Abstract

They say that ideology is like breath: you never smell your own.1 And so I was not surprised to see my book The Better Angels of Our Nature: A History of Violence and Humanity described as ‘ideological’ by reviewers who strike me as black pots in glass houses casting the first stone. By the same token, it is not easy for an author to defend himself against such an accusation: ‘I am not ideological’ is bound to sound as convincing as ‘I am not a crook’ and ‘I did not have sex with that woman.’ But I will take my chances. The arguments in The Better Angels of Our Nature are in fact not ideological. They are empirical, though the facts on which those arguments are based are bound to gore some oxen of the hard left, critical theory, and various forms of post-X-ism (together with certain livestock of the hard right, libertarianism, and anarchism).

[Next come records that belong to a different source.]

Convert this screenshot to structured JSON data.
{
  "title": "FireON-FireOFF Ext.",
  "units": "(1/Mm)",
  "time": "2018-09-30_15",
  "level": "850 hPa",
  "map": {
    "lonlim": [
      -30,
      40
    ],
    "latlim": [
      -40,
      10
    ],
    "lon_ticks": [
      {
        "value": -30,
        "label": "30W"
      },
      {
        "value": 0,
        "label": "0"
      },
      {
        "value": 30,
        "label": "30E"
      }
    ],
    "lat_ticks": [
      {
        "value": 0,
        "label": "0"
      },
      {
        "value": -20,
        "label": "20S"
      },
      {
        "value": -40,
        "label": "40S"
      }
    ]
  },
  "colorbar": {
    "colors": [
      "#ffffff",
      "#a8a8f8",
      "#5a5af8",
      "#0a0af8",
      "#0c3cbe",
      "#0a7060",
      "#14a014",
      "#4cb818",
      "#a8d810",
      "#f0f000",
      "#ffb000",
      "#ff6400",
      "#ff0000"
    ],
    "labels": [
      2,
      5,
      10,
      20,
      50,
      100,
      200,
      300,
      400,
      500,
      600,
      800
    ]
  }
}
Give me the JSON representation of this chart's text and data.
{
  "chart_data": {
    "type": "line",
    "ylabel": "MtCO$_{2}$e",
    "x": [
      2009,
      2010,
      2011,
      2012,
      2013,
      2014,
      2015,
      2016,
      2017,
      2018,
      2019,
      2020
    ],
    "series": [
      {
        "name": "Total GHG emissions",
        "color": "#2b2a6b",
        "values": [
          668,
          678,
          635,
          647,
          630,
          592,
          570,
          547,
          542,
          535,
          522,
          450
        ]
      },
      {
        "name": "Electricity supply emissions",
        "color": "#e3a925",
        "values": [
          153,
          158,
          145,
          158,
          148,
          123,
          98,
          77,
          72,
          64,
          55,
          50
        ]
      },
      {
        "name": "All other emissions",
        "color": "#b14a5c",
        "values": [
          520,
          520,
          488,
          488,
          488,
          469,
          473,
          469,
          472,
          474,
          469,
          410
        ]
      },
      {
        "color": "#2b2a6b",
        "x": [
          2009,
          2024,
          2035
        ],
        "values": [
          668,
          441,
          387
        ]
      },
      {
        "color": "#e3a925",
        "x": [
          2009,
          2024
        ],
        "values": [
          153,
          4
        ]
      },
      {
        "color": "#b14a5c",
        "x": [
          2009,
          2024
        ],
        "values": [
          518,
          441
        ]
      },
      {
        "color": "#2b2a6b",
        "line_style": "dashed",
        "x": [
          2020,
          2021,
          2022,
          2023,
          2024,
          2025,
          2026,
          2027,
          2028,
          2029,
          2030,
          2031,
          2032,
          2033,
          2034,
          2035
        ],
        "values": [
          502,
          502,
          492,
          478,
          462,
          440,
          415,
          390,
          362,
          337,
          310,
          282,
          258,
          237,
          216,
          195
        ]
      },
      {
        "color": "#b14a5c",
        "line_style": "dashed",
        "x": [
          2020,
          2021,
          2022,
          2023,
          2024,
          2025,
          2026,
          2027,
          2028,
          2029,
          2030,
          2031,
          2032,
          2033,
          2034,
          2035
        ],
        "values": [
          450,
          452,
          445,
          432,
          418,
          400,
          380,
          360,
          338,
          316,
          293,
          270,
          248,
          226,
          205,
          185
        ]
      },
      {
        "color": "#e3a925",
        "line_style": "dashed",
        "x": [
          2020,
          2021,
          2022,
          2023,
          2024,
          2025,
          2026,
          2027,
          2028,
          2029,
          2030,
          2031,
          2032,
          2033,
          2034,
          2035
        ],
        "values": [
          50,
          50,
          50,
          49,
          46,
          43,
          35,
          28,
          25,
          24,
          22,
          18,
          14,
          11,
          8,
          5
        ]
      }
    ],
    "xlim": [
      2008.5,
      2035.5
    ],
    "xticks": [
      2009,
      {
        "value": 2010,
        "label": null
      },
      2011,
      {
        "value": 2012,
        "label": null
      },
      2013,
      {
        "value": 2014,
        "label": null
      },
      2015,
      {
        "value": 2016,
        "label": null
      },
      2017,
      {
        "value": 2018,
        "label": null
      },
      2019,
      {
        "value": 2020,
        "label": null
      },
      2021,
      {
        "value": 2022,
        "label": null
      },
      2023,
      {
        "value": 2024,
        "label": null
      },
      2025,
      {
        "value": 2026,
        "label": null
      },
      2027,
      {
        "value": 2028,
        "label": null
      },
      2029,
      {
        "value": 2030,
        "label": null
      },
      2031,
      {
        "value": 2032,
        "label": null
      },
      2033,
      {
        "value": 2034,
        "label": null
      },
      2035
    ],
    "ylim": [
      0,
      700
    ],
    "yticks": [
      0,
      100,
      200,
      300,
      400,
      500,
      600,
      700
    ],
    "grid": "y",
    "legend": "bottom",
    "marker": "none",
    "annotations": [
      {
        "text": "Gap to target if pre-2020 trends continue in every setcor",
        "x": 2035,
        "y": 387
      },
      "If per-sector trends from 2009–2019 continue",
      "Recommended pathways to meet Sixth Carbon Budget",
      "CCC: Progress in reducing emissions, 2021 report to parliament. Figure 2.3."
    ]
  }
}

As I note in the preface, and as the paper and internet trails of my writing confirm, Better Angels was inspired by my coming across diverse datasets showing historical declines in violence. The existence of these declines (such as homicide since the Middle Ages, corporal and capital punishment since the 18th century, great-power wars since 1945, and autocracies since the 1980s) are well accepted by the scholarly communities who study them, but they surprised me at the time, continue to surprise most readers, and are adamantly denied by those who are unfamiliar with the relevant literatures.